Below is a a light-weight class I created that does what you're looking for. You can write a single regular expression, and use that expression for both matching strings and generating strings.

There is a small example on the bottom of the code on how to use it.

Generally, you construct a regular expression normally, and use the match and search functions as normal. The format function is used much like string.format to generate a new string.

import re
regex_type = type(re.compile(""))

# This is not perfect. It breaks if there is a parenthesis in the regex.
re_term = re.compile(r"(?<!\\)\(\?P\<(?P<name>[\w_\d]+)\>(?P<regex>[^\)]*)\)")

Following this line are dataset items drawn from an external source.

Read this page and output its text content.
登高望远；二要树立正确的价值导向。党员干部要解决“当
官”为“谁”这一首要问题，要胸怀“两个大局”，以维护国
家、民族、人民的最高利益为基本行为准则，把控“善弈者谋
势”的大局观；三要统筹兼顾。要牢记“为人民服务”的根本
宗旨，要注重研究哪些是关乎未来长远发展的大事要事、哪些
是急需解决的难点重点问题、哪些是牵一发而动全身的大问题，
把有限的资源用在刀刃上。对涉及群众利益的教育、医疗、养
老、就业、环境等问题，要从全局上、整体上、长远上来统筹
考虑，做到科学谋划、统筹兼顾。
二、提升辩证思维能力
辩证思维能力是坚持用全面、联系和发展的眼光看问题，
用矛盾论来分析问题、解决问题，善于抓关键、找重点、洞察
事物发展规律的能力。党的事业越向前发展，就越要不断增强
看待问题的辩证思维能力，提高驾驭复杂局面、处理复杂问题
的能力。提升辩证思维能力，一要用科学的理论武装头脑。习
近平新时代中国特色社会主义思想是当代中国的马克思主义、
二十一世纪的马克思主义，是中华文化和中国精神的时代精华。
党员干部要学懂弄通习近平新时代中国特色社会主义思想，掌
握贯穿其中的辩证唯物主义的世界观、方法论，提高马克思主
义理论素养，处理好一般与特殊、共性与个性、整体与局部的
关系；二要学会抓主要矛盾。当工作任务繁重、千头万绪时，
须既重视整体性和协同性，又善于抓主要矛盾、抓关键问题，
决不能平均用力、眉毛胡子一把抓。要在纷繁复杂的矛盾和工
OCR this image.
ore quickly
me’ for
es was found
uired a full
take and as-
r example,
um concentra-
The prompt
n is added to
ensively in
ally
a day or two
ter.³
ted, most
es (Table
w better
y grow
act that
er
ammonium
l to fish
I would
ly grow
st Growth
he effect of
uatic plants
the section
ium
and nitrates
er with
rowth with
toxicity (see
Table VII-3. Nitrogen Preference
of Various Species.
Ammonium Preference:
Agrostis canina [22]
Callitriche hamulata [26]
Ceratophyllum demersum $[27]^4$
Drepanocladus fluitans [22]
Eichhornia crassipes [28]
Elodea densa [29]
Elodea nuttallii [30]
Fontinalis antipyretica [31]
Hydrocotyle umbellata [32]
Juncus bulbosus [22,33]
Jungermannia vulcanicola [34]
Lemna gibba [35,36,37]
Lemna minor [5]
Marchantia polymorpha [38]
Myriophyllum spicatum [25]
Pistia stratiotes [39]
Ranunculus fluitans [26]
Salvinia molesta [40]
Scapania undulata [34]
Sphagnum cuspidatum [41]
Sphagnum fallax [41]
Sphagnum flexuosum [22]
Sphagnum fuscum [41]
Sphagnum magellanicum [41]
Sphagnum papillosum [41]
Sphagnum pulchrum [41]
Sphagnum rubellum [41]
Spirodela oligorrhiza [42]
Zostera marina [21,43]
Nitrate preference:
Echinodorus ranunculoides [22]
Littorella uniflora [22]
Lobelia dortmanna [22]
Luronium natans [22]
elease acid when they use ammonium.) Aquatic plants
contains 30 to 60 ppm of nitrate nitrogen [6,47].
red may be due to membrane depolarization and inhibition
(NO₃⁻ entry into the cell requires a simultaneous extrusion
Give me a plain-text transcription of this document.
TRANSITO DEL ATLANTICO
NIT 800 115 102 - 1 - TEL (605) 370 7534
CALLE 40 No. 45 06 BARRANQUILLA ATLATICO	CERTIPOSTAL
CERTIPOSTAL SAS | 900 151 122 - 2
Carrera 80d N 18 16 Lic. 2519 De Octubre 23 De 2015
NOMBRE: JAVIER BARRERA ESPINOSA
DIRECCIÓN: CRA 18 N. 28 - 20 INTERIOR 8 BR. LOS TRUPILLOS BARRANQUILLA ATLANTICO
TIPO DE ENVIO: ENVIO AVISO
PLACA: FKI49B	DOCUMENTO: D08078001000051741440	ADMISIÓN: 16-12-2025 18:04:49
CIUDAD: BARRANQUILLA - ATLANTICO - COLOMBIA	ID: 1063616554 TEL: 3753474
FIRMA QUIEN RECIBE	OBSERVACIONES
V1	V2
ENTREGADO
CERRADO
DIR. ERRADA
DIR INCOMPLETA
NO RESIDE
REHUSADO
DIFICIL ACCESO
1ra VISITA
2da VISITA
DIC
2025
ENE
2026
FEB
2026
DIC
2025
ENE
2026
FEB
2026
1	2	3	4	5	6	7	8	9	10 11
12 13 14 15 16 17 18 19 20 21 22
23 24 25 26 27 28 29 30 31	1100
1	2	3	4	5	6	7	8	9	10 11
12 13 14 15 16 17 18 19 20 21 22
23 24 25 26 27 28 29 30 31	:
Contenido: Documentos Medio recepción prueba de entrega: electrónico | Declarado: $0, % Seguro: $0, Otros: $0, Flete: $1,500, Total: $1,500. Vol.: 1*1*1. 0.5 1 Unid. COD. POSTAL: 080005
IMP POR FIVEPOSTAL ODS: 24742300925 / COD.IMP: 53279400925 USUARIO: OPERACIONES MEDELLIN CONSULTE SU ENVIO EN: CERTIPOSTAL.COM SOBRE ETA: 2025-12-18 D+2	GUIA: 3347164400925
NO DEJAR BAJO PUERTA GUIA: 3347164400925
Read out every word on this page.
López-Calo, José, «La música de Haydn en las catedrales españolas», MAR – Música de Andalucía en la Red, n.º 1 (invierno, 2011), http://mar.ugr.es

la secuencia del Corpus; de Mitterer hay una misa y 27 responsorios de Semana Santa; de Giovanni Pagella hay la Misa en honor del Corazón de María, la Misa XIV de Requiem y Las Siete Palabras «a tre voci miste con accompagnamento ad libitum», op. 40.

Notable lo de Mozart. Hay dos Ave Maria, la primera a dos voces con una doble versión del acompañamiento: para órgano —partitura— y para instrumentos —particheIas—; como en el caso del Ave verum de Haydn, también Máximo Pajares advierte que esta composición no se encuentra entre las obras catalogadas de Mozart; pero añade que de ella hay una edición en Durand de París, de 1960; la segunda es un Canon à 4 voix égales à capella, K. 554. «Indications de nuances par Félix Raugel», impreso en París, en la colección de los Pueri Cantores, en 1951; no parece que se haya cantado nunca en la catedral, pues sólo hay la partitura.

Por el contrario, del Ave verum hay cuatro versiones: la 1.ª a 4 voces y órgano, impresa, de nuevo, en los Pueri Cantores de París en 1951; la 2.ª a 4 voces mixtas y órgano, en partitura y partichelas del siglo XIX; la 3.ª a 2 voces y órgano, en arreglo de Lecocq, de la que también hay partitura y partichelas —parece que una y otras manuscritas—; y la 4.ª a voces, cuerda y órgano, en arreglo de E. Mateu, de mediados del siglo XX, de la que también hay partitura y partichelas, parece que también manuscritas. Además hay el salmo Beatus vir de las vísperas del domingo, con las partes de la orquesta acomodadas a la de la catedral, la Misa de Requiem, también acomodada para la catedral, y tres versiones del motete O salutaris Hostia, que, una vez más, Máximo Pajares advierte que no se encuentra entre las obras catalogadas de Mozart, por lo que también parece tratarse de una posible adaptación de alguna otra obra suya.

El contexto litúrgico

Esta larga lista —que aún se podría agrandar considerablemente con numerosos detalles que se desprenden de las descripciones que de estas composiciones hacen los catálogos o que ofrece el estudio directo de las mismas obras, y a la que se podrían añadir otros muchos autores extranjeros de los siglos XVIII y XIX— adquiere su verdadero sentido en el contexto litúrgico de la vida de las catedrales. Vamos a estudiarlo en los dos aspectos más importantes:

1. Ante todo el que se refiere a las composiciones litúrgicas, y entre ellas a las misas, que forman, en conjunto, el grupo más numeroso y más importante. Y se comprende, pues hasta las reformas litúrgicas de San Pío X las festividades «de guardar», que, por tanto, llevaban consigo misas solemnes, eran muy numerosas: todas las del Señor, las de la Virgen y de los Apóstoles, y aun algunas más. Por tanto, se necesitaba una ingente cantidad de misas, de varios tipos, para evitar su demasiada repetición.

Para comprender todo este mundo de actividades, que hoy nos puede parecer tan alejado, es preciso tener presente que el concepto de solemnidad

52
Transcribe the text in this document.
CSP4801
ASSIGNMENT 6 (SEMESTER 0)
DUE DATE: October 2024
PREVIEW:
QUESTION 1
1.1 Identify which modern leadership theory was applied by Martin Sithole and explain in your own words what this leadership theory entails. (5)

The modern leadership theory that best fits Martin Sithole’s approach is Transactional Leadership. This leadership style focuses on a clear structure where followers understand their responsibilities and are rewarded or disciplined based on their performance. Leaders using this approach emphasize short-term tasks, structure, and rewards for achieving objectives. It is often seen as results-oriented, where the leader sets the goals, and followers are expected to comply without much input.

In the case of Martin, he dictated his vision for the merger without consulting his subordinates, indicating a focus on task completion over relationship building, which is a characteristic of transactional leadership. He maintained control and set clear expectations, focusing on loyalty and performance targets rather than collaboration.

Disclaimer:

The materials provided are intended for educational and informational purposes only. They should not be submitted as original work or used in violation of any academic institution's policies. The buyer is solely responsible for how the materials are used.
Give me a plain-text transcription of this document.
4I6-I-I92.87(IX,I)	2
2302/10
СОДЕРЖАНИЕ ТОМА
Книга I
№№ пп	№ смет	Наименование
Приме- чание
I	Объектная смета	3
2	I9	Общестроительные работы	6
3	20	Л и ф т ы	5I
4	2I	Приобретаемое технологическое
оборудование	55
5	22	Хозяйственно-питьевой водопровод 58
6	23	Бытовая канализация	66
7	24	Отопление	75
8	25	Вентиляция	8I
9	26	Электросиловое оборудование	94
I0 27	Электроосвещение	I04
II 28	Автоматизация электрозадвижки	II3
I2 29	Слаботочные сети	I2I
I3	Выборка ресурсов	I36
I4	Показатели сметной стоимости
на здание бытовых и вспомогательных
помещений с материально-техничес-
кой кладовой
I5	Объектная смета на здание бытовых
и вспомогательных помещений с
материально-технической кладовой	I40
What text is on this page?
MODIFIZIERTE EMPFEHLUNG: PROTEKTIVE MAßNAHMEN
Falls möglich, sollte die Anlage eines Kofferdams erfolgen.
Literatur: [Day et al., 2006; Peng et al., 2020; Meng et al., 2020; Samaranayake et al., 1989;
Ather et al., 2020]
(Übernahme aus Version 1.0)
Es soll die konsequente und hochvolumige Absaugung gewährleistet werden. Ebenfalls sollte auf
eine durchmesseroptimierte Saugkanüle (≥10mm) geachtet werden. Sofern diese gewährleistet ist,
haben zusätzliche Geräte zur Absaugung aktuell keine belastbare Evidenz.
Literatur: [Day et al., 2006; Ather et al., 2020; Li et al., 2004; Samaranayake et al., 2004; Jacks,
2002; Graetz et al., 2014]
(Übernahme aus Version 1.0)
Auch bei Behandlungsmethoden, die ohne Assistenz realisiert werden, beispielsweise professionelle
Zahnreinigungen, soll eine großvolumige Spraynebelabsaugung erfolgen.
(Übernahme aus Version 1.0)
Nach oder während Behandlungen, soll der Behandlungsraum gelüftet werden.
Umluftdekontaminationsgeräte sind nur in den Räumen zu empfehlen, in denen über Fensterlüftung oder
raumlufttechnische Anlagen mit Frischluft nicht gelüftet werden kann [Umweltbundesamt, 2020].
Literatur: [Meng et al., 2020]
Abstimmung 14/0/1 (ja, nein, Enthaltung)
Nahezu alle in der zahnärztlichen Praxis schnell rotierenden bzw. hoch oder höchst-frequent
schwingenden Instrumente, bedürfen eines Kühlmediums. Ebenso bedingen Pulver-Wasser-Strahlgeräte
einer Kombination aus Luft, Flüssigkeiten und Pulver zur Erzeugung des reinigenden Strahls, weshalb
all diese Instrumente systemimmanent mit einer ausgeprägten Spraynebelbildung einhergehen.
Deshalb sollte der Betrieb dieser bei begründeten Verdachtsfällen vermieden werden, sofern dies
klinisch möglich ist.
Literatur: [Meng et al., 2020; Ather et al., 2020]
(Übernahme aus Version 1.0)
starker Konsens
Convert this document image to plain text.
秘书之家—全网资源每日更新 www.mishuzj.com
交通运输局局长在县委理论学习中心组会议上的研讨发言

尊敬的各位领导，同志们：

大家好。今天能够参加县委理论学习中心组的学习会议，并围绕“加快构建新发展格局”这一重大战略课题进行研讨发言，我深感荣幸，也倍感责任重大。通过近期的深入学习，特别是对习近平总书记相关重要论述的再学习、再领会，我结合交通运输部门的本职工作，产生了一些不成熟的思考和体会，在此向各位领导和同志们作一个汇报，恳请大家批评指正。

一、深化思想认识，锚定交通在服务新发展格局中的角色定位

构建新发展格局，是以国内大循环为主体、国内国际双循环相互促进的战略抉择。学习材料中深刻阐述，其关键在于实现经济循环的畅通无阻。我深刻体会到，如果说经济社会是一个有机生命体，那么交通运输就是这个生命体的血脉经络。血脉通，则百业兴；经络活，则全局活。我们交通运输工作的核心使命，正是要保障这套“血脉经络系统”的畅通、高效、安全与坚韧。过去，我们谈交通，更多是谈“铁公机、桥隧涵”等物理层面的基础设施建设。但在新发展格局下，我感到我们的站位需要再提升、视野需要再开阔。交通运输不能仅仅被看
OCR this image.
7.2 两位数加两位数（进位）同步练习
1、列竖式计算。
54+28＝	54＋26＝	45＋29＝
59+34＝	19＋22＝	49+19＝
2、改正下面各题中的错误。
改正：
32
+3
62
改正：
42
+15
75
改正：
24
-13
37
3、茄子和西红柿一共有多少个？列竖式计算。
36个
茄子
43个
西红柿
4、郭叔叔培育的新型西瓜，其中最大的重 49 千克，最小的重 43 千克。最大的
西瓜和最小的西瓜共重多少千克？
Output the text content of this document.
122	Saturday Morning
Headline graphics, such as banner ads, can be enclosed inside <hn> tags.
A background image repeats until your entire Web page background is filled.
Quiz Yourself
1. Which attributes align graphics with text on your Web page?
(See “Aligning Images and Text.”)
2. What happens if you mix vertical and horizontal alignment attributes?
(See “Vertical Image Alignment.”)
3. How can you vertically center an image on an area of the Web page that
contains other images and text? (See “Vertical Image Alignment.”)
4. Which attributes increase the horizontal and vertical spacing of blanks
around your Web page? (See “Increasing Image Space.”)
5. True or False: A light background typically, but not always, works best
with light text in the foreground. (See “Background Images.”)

class BadFormatException(Exception):
    pass

class RegexTemplate(object):
    def __init__(self, r, *args, **kwargs):
        self.r = re.compile(r, *args, **kwargs)
    
    def __repr__(self):
        return "<RegexTemplate '%s'>"%self.r.pattern
    
    def match(self, *args, **kwargs):
        '''The regex match function'''
        return self.r.match(*args, **kwargs)
    
    def search(self, *args, **kwargs):
        '''The regex match function'''
        return self.r.search(*args, **kwargs)
    
    def format(self, **kwargs):
        '''Format this regular expression in a similar way as string.format.
        Only supports true keyword replacement, not group replacement.'''
        pattern = self.r.pattern
        def replace(m):
            name = m.group('name')
            reg = m.group('regex')
            val = kwargs[name]
            if not re.match(reg, val):
                raise BadFormatException("Template variable '%s' has a value "
                    "of %s, does not match regex %s."%(name, val, reg))
            return val
        
        # The regex sub function does most of the work
        value = re_term.sub(replace, pattern)
        
        # Now we have un-escape the special characters. 
        return re.sub(r"\\([.\(\)\[\]])", r"\1", value)

def compile(*args, **kwargs):
    return RegexTemplate(*args, **kwargs)
    
if __name__ == '__main__':
    # Construct a typical URL routing regular expression
    r = RegexTemplate(r"http://example\.com/(?P<year>\d\d\d\d)/(?P<title>\w+)")
    print(r)
    
    # This should match
    print(r.match("http://example.com/2015/article"))
    # Generate the same URL using url formatting.
    print(r.format(year = "2015", title = "article"))
    
    # This should not match
    print(r.match("http://example.com/abcd/article"))
    # This will raise an exception because year is not formatted properly
    try:
        print(r.format(year = "15", title = "article"))
    except BadFormatException as e:
        print(e)
    

There are some limitations:

• The format function only works with keyword arguments (you can't use the \1 style formatting as in string.format).
• There is also a bug with matching elements with sub-elements, e.g., RegexTemplate(r'(?P<foo>biz(baz)?)'). This could be corrected with a bit of work.
• If your regular expression contains character classes outside of a named group, (e.g., [a-z123]) we will not know how to format those.